The health practitioner regulator has fired another warning shot at online-only telehealth clinics, this time aimed at businesses that provide medical certificates without a real-time consult.

In its latest newsletter, the Medical Board of Australia included a section advising doctors that medical certificates are technically medical services where both the AHPRA code of conduct and telehealth guidelines apply.

“Doctors employed by companies advertising ‘online medical certificates’ that are ‘quick and easy’ – with patients receiving an emailed certificate within minutes of completing an online questionnaire, without a consultation – may be breaching professional standards,” the article read.

Online-only telehealth clinics have proliferated since the pandemic, with many geared toward specific illnesses or issues.

A simple Google search for “medical certificate” currently returns results for 12 different online clinics offering certificates for as little as $11 a pop – and that’s just the first page.

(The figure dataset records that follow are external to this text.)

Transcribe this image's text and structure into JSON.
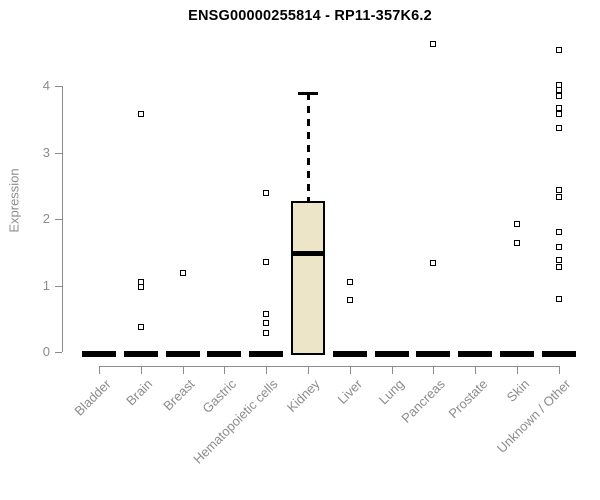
{
  "chart_data": {
    "type": "boxplot",
    "title": "ENSG00000255814 - RP11-357K6.2",
    "ylabel": "Expression",
    "xlabel": "",
    "ylim": [
      0,
      4
    ],
    "yticks": [
      0,
      1,
      2,
      3,
      4
    ],
    "grid": false,
    "legend": "none",
    "categories": [
      "Bladder",
      "Brain",
      "Breast",
      "Gastric",
      "Hematopoietic cells",
      "Kidney",
      "Liver",
      "Lung",
      "Pancreas",
      "Prostate",
      "Skin",
      "Unknown / Other"
    ],
    "boxes": [
      {
        "category": "Bladder",
        "low": 0,
        "q1": 0,
        "median": 0,
        "q3": 0,
        "high": 0
      },
      {
        "category": "Brain",
        "low": 0,
        "q1": 0,
        "median": 0,
        "q3": 0,
        "high": 0
      },
      {
        "category": "Breast",
        "low": 0,
        "q1": 0,
        "median": 0,
        "q3": 0,
        "high": 0
      },
      {
        "category": "Gastric",
        "low": 0,
        "q1": 0,
        "median": 0,
        "q3": 0,
        "high": 0
      },
      {
        "category": "Hematopoietic cells",
        "low": 0,
        "q1": 0,
        "median": 0,
        "q3": 0,
        "high": 0
      },
      {
        "category": "Kidney",
        "low": 0,
        "q1": 0,
        "median": 1.49,
        "q3": 2.27,
        "high": 3.9
      },
      {
        "category": "Liver",
        "low": 0,
        "q1": 0,
        "median": 0,
        "q3": 0,
        "high": 0
      },
      {
        "category": "Lung",
        "low": 0,
        "q1": 0,
        "median": 0,
        "q3": 0,
        "high": 0
      },
      {
        "category": "Pancreas",
        "low": 0,
        "q1": 0,
        "median": 0,
        "q3": 0,
        "high": 0
      },
      {
        "category": "Prostate",
        "low": 0,
        "q1": 0,
        "median": 0,
        "q3": 0,
        "high": 0
      },
      {
        "category": "Skin",
        "low": 0,
        "q1": 0,
        "median": 0,
        "q3": 0,
        "high": 0
      },
      {
        "category": "Unknown / Other",
        "low": 0,
        "q1": 0,
        "median": 0,
        "q3": 0,
        "high": 0
      }
    ],
    "outlier_points": [
      {
        "category": "Brain",
        "values": [
          3.59,
          1.06,
          0.98,
          0.38
        ]
      },
      {
        "category": "Breast",
        "values": [
          1.19
        ]
      },
      {
        "category": "Hematopoietic cells",
        "values": [
          2.39,
          1.35,
          0.57,
          0.44,
          0.29
        ]
      },
      {
        "category": "Liver",
        "values": [
          1.05,
          0.78
        ]
      },
      {
        "category": "Pancreas",
        "values": [
          4.64,
          1.34
        ]
      },
      {
        "category": "Skin",
        "values": [
          1.93,
          1.64
        ]
      },
      {
        "category": "Unknown / Other",
        "values": [
          4.55,
          4.02,
          3.94,
          3.86,
          3.67,
          3.58,
          3.37,
          2.44,
          2.34,
          1.8,
          1.58,
          1.39,
          1.28,
          0.8
        ]
      }
    ],
    "colors": {
      "box_fill": "#ece5c8",
      "marks": "#000000",
      "axis": "#8c8c8c",
      "axis_text": "#8c8c8c",
      "title_text": "#000000",
      "background": "#ffffff"
    }
  }
}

Some advertise bargain rates for multi-day certificates – $18 for one day, $36 for multiple days – while others promise to deliver a certificate “in minutes”.

At least one clinic offered to backdate certificates.

“The community places a great deal of trust in doctors,” the Medical Board said.

“Consequently, doctors have been given the authority to sign a variety of documents, including sickness certificates, on the assumption they will only sign statements that they know, or reasonably believe, to be true.”

The warning comes just a few weeks after AHPRA and the Medical, Pharmacy and Nursing and Midwifery Boards of Australia co-signed a statement outlining concerns about single-issue telehealth clinics.

In the statement, the boards flagged telehealth services “designed to provide customers with access to a predetermined medicine” and reiterated the role that real-time consults play in good medicine.

“Regardless of what model of care they use to prescribe or dispense, all health practitioners should be prepared to be able to explain to their Board how their practice meets their professional obligations to provide safe and appropriate health care,” they said. To date, there has not been a wider compliance campaign aimed at single-issue telehealth.